Soaring energy bills prevent Brits from buying low carbon heating technology

Energy bills

New data from The Eco Experts‘ National Home Energy Survey has revealed that soaring energy bills and the rise in cost of living has made 43% of Brits less likely to purchase low carbon technology in the past 12 months.

Low carbon heating products such as air source heat pumps could help UK households to reduce their energy bills and shrink their carbon footprint by 44%. A heat pump typically saves £6,700 overall compared to a gas boiler, but rising energy costs have denied nearly half of survey respondents the chance to buy green.

The survey of over 2,000 adults found that a quarter of respondents would buy a heat pump (24%) if money were no concern, compared to only 2% of surveyed Brits who did purchase a heat pump in the past 12 months.

Rising energy bills and the general cost of living has had the biggest effect on middle-earning households, which have a total income between 40,000 and £149,999. In fact, 51% of people from these households said they were less likely to consider buying green products as a result.

Green energy options were found to be more viable once people reached a higher earnings threshold and were therefore not as impacted by the cost-of-living crisis. 38% of people earning over 200k purchased solar panels in the last 12 months (vs just 7% of people on £40-70k) and 50% of people earning over £200k buying an electric vehicle (vs just 8% of those earning £40-70k).

Whilst 49% of respondents admitted making energy efficient measures in their home due to climate change concerns, the majority of eco-friendly behaviour was driven by the cost-of-living crisis; with 81% of respondents admitting to reducing their heating usage, turning off lights or using energy saving bulbs and to cope with rising energy bills.

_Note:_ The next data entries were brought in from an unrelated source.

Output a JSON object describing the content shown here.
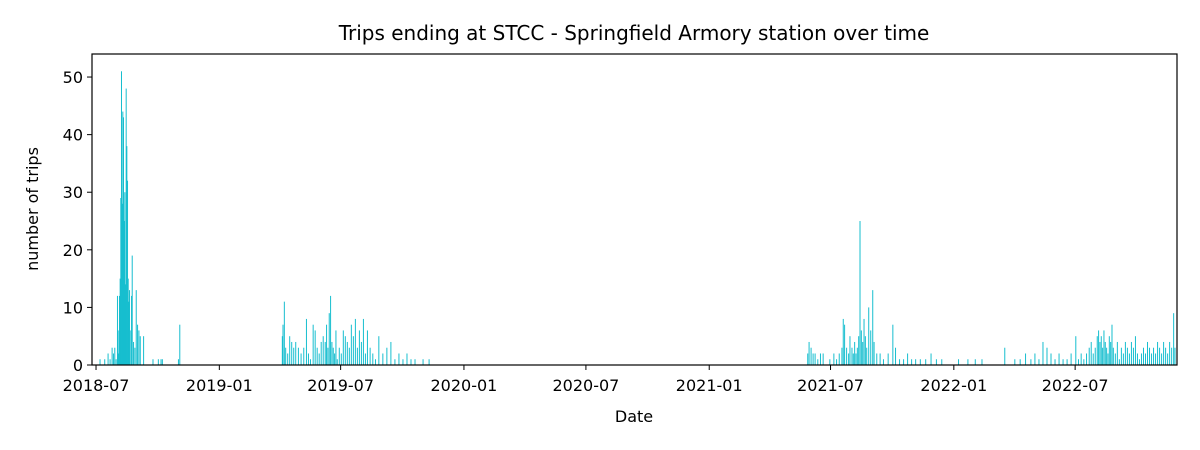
{
  "chart_data": {
    "type": "bar",
    "title": "Trips ending at STCC - Springfield Armory station over time",
    "xlabel": "Date",
    "ylabel": "number of trips",
    "x_ticks": [
      "2018-07",
      "2019-01",
      "2019-07",
      "2020-01",
      "2020-07",
      "2021-01",
      "2021-07",
      "2022-01",
      "2022-07"
    ],
    "y_ticks": [
      "0",
      "10",
      "20",
      "30",
      "40",
      "50"
    ],
    "xlim": [
      "2018-06-25",
      "2022-11-30"
    ],
    "ylim": [
      0,
      54
    ],
    "grid": false,
    "bar_color": "#17becf",
    "series": [
      {
        "values": [
          [
            "2018-07-07",
            1
          ],
          [
            "2018-07-14",
            1
          ],
          [
            "2018-07-19",
            2
          ],
          [
            "2018-07-22",
            1
          ],
          [
            "2018-07-25",
            3
          ],
          [
            "2018-07-27",
            2
          ],
          [
            "2018-07-29",
            3
          ],
          [
            "2018-07-31",
            1
          ],
          [
            "2018-08-02",
            12
          ],
          [
            "2018-08-03",
            6
          ],
          [
            "2018-08-04",
            2
          ],
          [
            "2018-08-05",
            12
          ],
          [
            "2018-08-06",
            15
          ],
          [
            "2018-08-07",
            29
          ],
          [
            "2018-08-08",
            51
          ],
          [
            "2018-08-09",
            28
          ],
          [
            "2018-08-10",
            44
          ],
          [
            "2018-08-11",
            43
          ],
          [
            "2018-08-12",
            25
          ],
          [
            "2018-08-13",
            30
          ],
          [
            "2018-08-14",
            14
          ],
          [
            "2018-08-15",
            48
          ],
          [
            "2018-08-16",
            38
          ],
          [
            "2018-08-17",
            32
          ],
          [
            "2018-08-18",
            15
          ],
          [
            "2018-08-19",
            11
          ],
          [
            "2018-08-20",
            13
          ],
          [
            "2018-08-21",
            6
          ],
          [
            "2018-08-23",
            12
          ],
          [
            "2018-08-24",
            19
          ],
          [
            "2018-08-26",
            4
          ],
          [
            "2018-08-28",
            3
          ],
          [
            "2018-08-30",
            13
          ],
          [
            "2018-09-01",
            7
          ],
          [
            "2018-09-03",
            6
          ],
          [
            "2018-09-05",
            5
          ],
          [
            "2018-09-10",
            5
          ],
          [
            "2018-09-24",
            1
          ],
          [
            "2018-10-02",
            1
          ],
          [
            "2018-10-06",
            1
          ],
          [
            "2018-10-08",
            1
          ],
          [
            "2018-11-01",
            1
          ],
          [
            "2018-11-03",
            7
          ],
          [
            "2019-04-05",
            5
          ],
          [
            "2019-04-06",
            7
          ],
          [
            "2019-04-08",
            11
          ],
          [
            "2019-04-10",
            3
          ],
          [
            "2019-04-13",
            2
          ],
          [
            "2019-04-16",
            5
          ],
          [
            "2019-04-19",
            4
          ],
          [
            "2019-04-22",
            3
          ],
          [
            "2019-04-25",
            4
          ],
          [
            "2019-04-29",
            3
          ],
          [
            "2019-05-03",
            2
          ],
          [
            "2019-05-07",
            3
          ],
          [
            "2019-05-11",
            8
          ],
          [
            "2019-05-14",
            2
          ],
          [
            "2019-05-17",
            1
          ],
          [
            "2019-05-21",
            7
          ],
          [
            "2019-05-24",
            6
          ],
          [
            "2019-05-27",
            3
          ],
          [
            "2019-05-30",
            2
          ],
          [
            "2019-06-02",
            4
          ],
          [
            "2019-06-05",
            5
          ],
          [
            "2019-06-08",
            4
          ],
          [
            "2019-06-10",
            7
          ],
          [
            "2019-06-12",
            3
          ],
          [
            "2019-06-14",
            9
          ],
          [
            "2019-06-16",
            12
          ],
          [
            "2019-06-18",
            4
          ],
          [
            "2019-06-20",
            3
          ],
          [
            "2019-06-22",
            2
          ],
          [
            "2019-06-24",
            6
          ],
          [
            "2019-06-26",
            1
          ],
          [
            "2019-06-29",
            3
          ],
          [
            "2019-07-02",
            2
          ],
          [
            "2019-07-05",
            6
          ],
          [
            "2019-07-08",
            5
          ],
          [
            "2019-07-11",
            4
          ],
          [
            "2019-07-14",
            3
          ],
          [
            "2019-07-17",
            7
          ],
          [
            "2019-07-20",
            5
          ],
          [
            "2019-07-23",
            8
          ],
          [
            "2019-07-26",
            3
          ],
          [
            "2019-07-29",
            6
          ],
          [
            "2019-08-01",
            4
          ],
          [
            "2019-08-04",
            8
          ],
          [
            "2019-08-07",
            2
          ],
          [
            "2019-08-10",
            6
          ],
          [
            "2019-08-14",
            3
          ],
          [
            "2019-08-18",
            2
          ],
          [
            "2019-08-22",
            1
          ],
          [
            "2019-08-27",
            5
          ],
          [
            "2019-09-02",
            2
          ],
          [
            "2019-09-08",
            3
          ],
          [
            "2019-09-14",
            4
          ],
          [
            "2019-09-20",
            1
          ],
          [
            "2019-09-26",
            2
          ],
          [
            "2019-10-02",
            1
          ],
          [
            "2019-10-08",
            2
          ],
          [
            "2019-10-14",
            1
          ],
          [
            "2019-10-20",
            1
          ],
          [
            "2019-11-01",
            1
          ],
          [
            "2019-11-10",
            1
          ],
          [
            "2021-05-28",
            2
          ],
          [
            "2021-05-30",
            4
          ],
          [
            "2021-06-02",
            3
          ],
          [
            "2021-06-05",
            2
          ],
          [
            "2021-06-08",
            2
          ],
          [
            "2021-06-12",
            1
          ],
          [
            "2021-06-16",
            2
          ],
          [
            "2021-06-20",
            2
          ],
          [
            "2021-06-30",
            1
          ],
          [
            "2021-07-06",
            2
          ],
          [
            "2021-07-10",
            1
          ],
          [
            "2021-07-14",
            2
          ],
          [
            "2021-07-18",
            3
          ],
          [
            "2021-07-20",
            8
          ],
          [
            "2021-07-22",
            7
          ],
          [
            "2021-07-25",
            3
          ],
          [
            "2021-07-28",
            2
          ],
          [
            "2021-07-30",
            5
          ],
          [
            "2021-08-02",
            3
          ],
          [
            "2021-08-04",
            2
          ],
          [
            "2021-08-06",
            4
          ],
          [
            "2021-08-08",
            2
          ],
          [
            "2021-08-10",
            3
          ],
          [
            "2021-08-12",
            5
          ],
          [
            "2021-08-14",
            25
          ],
          [
            "2021-08-16",
            6
          ],
          [
            "2021-08-18",
            4
          ],
          [
            "2021-08-20",
            8
          ],
          [
            "2021-08-22",
            5
          ],
          [
            "2021-08-24",
            3
          ],
          [
            "2021-08-27",
            10
          ],
          [
            "2021-08-30",
            6
          ],
          [
            "2021-09-02",
            13
          ],
          [
            "2021-09-04",
            4
          ],
          [
            "2021-09-08",
            2
          ],
          [
            "2021-09-13",
            2
          ],
          [
            "2021-09-18",
            1
          ],
          [
            "2021-09-25",
            2
          ],
          [
            "2021-10-02",
            7
          ],
          [
            "2021-10-06",
            3
          ],
          [
            "2021-10-12",
            1
          ],
          [
            "2021-10-18",
            1
          ],
          [
            "2021-10-24",
            2
          ],
          [
            "2021-10-30",
            1
          ],
          [
            "2021-11-05",
            1
          ],
          [
            "2021-11-12",
            1
          ],
          [
            "2021-11-20",
            1
          ],
          [
            "2021-11-28",
            2
          ],
          [
            "2021-12-06",
            1
          ],
          [
            "2021-12-14",
            1
          ],
          [
            "2022-01-08",
            1
          ],
          [
            "2022-01-22",
            1
          ],
          [
            "2022-02-02",
            1
          ],
          [
            "2022-02-12",
            1
          ],
          [
            "2022-03-18",
            3
          ],
          [
            "2022-04-02",
            1
          ],
          [
            "2022-04-10",
            1
          ],
          [
            "2022-04-18",
            2
          ],
          [
            "2022-04-26",
            1
          ],
          [
            "2022-05-02",
            2
          ],
          [
            "2022-05-08",
            1
          ],
          [
            "2022-05-14",
            4
          ],
          [
            "2022-05-20",
            3
          ],
          [
            "2022-05-26",
            2
          ],
          [
            "2022-06-01",
            1
          ],
          [
            "2022-06-07",
            2
          ],
          [
            "2022-06-13",
            1
          ],
          [
            "2022-06-19",
            1
          ],
          [
            "2022-06-25",
            2
          ],
          [
            "2022-07-02",
            5
          ],
          [
            "2022-07-06",
            1
          ],
          [
            "2022-07-10",
            2
          ],
          [
            "2022-07-14",
            1
          ],
          [
            "2022-07-18",
            2
          ],
          [
            "2022-07-22",
            3
          ],
          [
            "2022-07-25",
            4
          ],
          [
            "2022-07-28",
            2
          ],
          [
            "2022-07-31",
            3
          ],
          [
            "2022-08-03",
            5
          ],
          [
            "2022-08-05",
            6
          ],
          [
            "2022-08-07",
            4
          ],
          [
            "2022-08-09",
            5
          ],
          [
            "2022-08-11",
            3
          ],
          [
            "2022-08-13",
            6
          ],
          [
            "2022-08-15",
            4
          ],
          [
            "2022-08-17",
            3
          ],
          [
            "2022-08-19",
            2
          ],
          [
            "2022-08-21",
            5
          ],
          [
            "2022-08-23",
            4
          ],
          [
            "2022-08-25",
            7
          ],
          [
            "2022-08-27",
            3
          ],
          [
            "2022-08-30",
            2
          ],
          [
            "2022-09-02",
            4
          ],
          [
            "2022-09-05",
            1
          ],
          [
            "2022-09-08",
            3
          ],
          [
            "2022-09-11",
            2
          ],
          [
            "2022-09-14",
            4
          ],
          [
            "2022-09-17",
            3
          ],
          [
            "2022-09-20",
            2
          ],
          [
            "2022-09-23",
            4
          ],
          [
            "2022-09-26",
            3
          ],
          [
            "2022-09-29",
            5
          ],
          [
            "2022-10-02",
            2
          ],
          [
            "2022-10-05",
            1
          ],
          [
            "2022-10-08",
            2
          ],
          [
            "2022-10-11",
            3
          ],
          [
            "2022-10-14",
            2
          ],
          [
            "2022-10-17",
            4
          ],
          [
            "2022-10-20",
            3
          ],
          [
            "2022-10-23",
            2
          ],
          [
            "2022-10-26",
            3
          ],
          [
            "2022-10-29",
            2
          ],
          [
            "2022-11-01",
            4
          ],
          [
            "2022-11-04",
            3
          ],
          [
            "2022-11-07",
            2
          ],
          [
            "2022-11-10",
            4
          ],
          [
            "2022-11-13",
            3
          ],
          [
            "2022-11-16",
            2
          ],
          [
            "2022-11-19",
            4
          ],
          [
            "2022-11-22",
            3
          ],
          [
            "2022-11-25",
            9
          ],
          [
            "2022-11-27",
            3
          ]
        ]
      }
    ]
  }
}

Josh Jackman, Lead Writer at The Eco Experts comments, “Our survey shows the appetite for green energy is there, but the cost-of-living crisis is making it impossible for people to make the changes they want to. It’s upsetting that household changes have overwhelmingly been minor alterations made spurred by a desperate need to cut costs, as people are unable to make larger green purchases that would make a real difference to their wallet and the climate.”